日本郵便「宛名」なくてもOKに?NHK受信料徴収を想定で詐欺を懸念する声

 5月28日、日本郵政は、宛名がなくても住所だけで郵便物を配達する新たなサービス「特別あて所配達郵便」を6月21日から1年間試験的に実施すると発表した。新サービスはNHKの受信料徴収業務に対応するためのもので、ネット上では批判の声が噴出している。

「昨年12月、武田良太総務大臣が閣議後の記者会見で、NHKの受信料徴収にかかる営業費が膨らんでいることに『これを解決する一つのアイデアとして、郵便局のノウハウやチカラを受信料の徴収に活かすことができないかどうか』と語っていましたが、その実用試験がスタートするわけです。なお、NHKはこの新サービスを使用して受信契約を結んでいない世帯に請求書などを送ることを検討しているといいます」(社会部記者)

 これにネット上では《一方的に請求書送りつけるとか、いよいよ詐欺との区別が無くなってきたな。怖い世の中だ》《誰が住んでるかも分からないのに受信料だけ請求するってヤバくないか?テレビが置いてないかもしれないのに》《アパートとか入居者がすぐに入れ替わるところも住所だけを頼りに請求書送るって、、、もはや無差別テロ》《これはNHKのせいで特殊詐欺に利用されまくるんじゃないか?》など厳しい意見が相次いでいる。

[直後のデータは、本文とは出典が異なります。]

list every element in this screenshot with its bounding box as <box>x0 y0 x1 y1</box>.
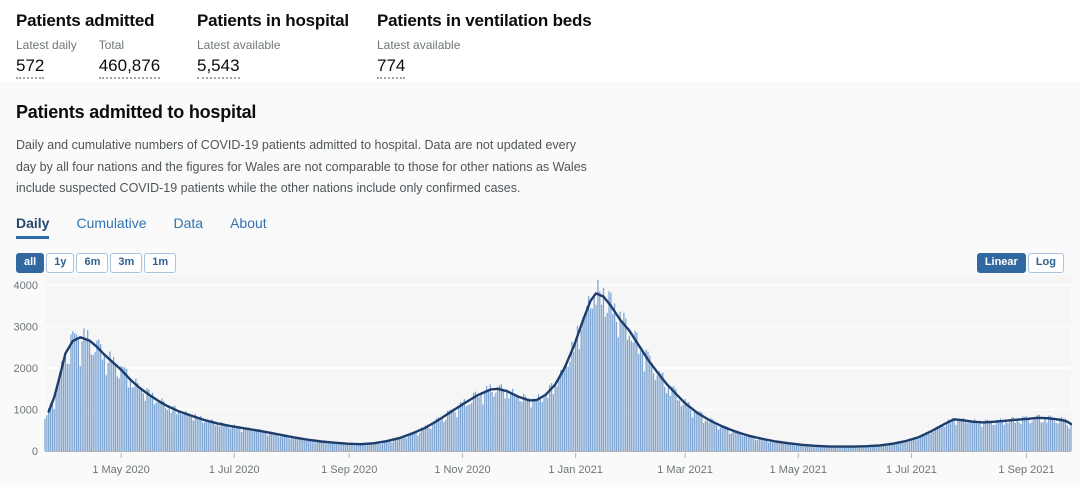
admissions-chart-svg[interactable]: 0 1000 2000 3000 4000 1 May 2020 1 Jul 2020 1 S… <box>0 274 1080 487</box>
svg-text:1000: 1000 <box>14 404 38 416</box>
summary-card-patients-admitted: Patients admitted Latest daily 572 Total… <box>16 11 197 82</box>
metric-latest-daily: Latest daily 572 <box>16 38 77 79</box>
range-button-3m[interactable]: 3m <box>110 252 143 273</box>
metric-label: Latest available <box>377 38 461 52</box>
tab-data[interactable]: Data <box>173 214 204 231</box>
tab-about[interactable]: About <box>230 214 267 231</box>
admissions-chart[interactable]: 0 1000 2000 3000 4000 1 May 2020 1 Jul 2020 1 S… <box>0 274 1080 492</box>
svg-text:2000: 2000 <box>14 363 38 375</box>
panel-title: Patients admitted to hospital <box>16 102 257 122</box>
range-button-1y[interactable]: 1y <box>46 252 75 273</box>
card-title: Patients admitted <box>16 11 155 30</box>
chart-tabs: Daily Cumulative Data About <box>16 215 1064 239</box>
metric-latest-available: Latest available 774 <box>377 38 460 79</box>
svg-text:1 Sep 2020: 1 Sep 2020 <box>321 464 377 476</box>
metric-value[interactable]: 572 <box>16 56 45 79</box>
range-button-1m[interactable]: 1m <box>144 252 177 273</box>
summary-card-patients-in-ventilation-beds: Patients in ventilation beds Latest avai… <box>377 11 592 82</box>
summary-card-patients-in-hospital: Patients in hospital Latest available 5,… <box>197 11 377 82</box>
metric-total: Total 460,876 <box>98 38 161 79</box>
metric-label: Total <box>98 38 125 52</box>
panel-description: Daily and cumulative numbers of COVID-19… <box>16 138 587 195</box>
scale-button-log[interactable]: Log <box>1027 252 1064 273</box>
metric-latest-available: Latest available 5,543 <box>197 38 280 79</box>
svg-text:3000: 3000 <box>14 321 38 333</box>
scale-button-linear[interactable]: Linear <box>976 252 1026 273</box>
metric-value[interactable]: 774 <box>377 56 406 79</box>
metric-value[interactable]: 460,876 <box>98 56 161 79</box>
card-title: Patients in ventilation beds <box>377 11 592 30</box>
tab-cumulative[interactable]: Cumulative <box>76 214 147 231</box>
svg-text:4000: 4000 <box>14 280 38 292</box>
svg-text:1 Sep 2021: 1 Sep 2021 <box>998 464 1054 476</box>
svg-text:1 Nov 2020: 1 Nov 2020 <box>434 464 490 476</box>
svg-text:0: 0 <box>32 446 38 458</box>
tab-daily[interactable]: Daily <box>16 215 50 239</box>
svg-text:1 Jan 2021: 1 Jan 2021 <box>548 464 602 476</box>
svg-text:1 Mar 2021: 1 Mar 2021 <box>657 464 713 476</box>
metric-label: Latest daily <box>16 38 77 52</box>
chart-controls: all 1y 6m 3m 1m Linear Log <box>16 252 1064 273</box>
svg-text:1 May 2020: 1 May 2020 <box>92 464 149 476</box>
patients-admitted-panel: Patients admitted to hospital Daily and … <box>0 82 1080 485</box>
svg-text:1 Jul 2021: 1 Jul 2021 <box>886 464 937 476</box>
svg-text:1 Jul 2020: 1 Jul 2020 <box>209 464 260 476</box>
metric-value[interactable]: 5,543 <box>197 56 240 79</box>
metric-label: Latest available <box>197 38 281 52</box>
range-button-all[interactable]: all <box>16 252 45 273</box>
headline-summary: Patients admitted Latest daily 572 Total… <box>0 0 1080 82</box>
scale-toggle: Linear Log <box>976 252 1064 273</box>
card-title: Patients in hospital <box>197 11 349 30</box>
range-button-6m[interactable]: 6m <box>76 252 109 273</box>
svg-text:1 May 2021: 1 May 2021 <box>770 464 827 476</box>
time-range-buttons: all 1y 6m 3m 1m <box>16 252 177 273</box>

「これまで、NHKは訪問員が1軒1軒家を訪れ受信料の徴収を行ってきましたが、19年には受信料徴収経費が759億円と膨らんでおり、さらに新型コロナウイルスの影響で対面での徴収が難しくなっていたことから、郵便を利用した新たな徴収方法に切り替えると見られています。確かに、経費削減やコロナ対策には良いかもしれませんが、受信料支払いの形跡がないとはいえ誰が住んでいるか分からない場所に通知を送りつけることは、トラブルに発展するニオイがプンプンします。実験でどのようなマイナス面が出るのか注目ですね」(ITジャーナリスト)

「特別あて所配達郵便」は、通常の郵便料金にプラス200円掛かかることから、無差別に詐欺郵便が送られる可能性はそれほど高くないと見られているが、果たして。